The politician-turned climate activist debuted his new movie, An Inconvenient Sequel: Truth to Power, in Silicon Valley last month — a film that follows Gore around the world as he continues his decades-long fight to create a more sustainable future for the planet.
While its Oscar-winning predecessor focused primarily on eye-opening chart graphs and statistics (and is credited with helping to mobilize a generation of climate activists), reviewers of this brand new-follow up say it is a far more personal and emotional film. An Inconvenient Sequel depicts the dire consequence of global warming, but it also sends a message of hope: Human ingenuity can prevail because it must.

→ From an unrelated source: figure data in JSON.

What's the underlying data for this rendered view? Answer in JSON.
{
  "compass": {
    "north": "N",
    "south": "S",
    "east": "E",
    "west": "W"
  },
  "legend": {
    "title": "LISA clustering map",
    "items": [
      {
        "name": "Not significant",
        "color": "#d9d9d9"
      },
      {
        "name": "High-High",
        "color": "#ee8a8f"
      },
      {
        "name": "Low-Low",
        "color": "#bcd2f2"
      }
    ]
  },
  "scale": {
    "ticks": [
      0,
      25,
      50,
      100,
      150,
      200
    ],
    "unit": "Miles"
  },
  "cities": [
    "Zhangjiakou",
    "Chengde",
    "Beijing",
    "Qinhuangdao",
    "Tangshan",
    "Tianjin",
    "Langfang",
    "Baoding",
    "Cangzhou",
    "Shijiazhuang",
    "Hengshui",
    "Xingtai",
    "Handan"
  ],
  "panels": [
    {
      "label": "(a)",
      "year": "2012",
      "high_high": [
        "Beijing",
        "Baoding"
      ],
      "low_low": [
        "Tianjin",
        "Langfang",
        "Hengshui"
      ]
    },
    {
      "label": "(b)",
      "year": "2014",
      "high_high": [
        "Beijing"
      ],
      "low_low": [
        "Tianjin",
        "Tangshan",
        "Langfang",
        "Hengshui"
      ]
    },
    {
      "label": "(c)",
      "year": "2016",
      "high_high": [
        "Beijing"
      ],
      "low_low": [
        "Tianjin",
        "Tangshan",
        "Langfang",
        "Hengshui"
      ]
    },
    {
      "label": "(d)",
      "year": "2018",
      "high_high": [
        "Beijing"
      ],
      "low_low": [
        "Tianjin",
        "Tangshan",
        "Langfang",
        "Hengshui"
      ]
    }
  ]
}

Al Gore meets Canadian Prime Minister Justin Trudeau at the 2015 COP21 climate conference in Paris. Screenshot from trailer for An Inconvenient Sequel: Truth to Power
The 99-minute documentary takes viewers on a simultaneously stunning and horrifying visual journey through drowning cities, dried up villages, and homes torn apart by hurricanes. It takes them behind the scenes of the COP21 climate conference in Paris, where world leaders made an unprecedented commitment to keep global warming below two degrees this century, and into rooms with some of the leaders and innovators spawning clean energy revolutions around the the world (expect at least a cameo appearance from Prime Minister Justin Trudeau!)
But it also paints a picture of climate action in the context of a U.S. president that has vowed to dismantle the Environmental Protection Agency and unravel American clean energy climate commitments. The film received a standing ovation at the Sundance Film Festival in January, but its critics say it lacks the focus of Gore’s first documentary, and could be perceived as depicting Gore as a lone wolf in the climate change battle.
An Inconvenient Sequel: Truth to Power is scheduled for limited release in theatres on July 28.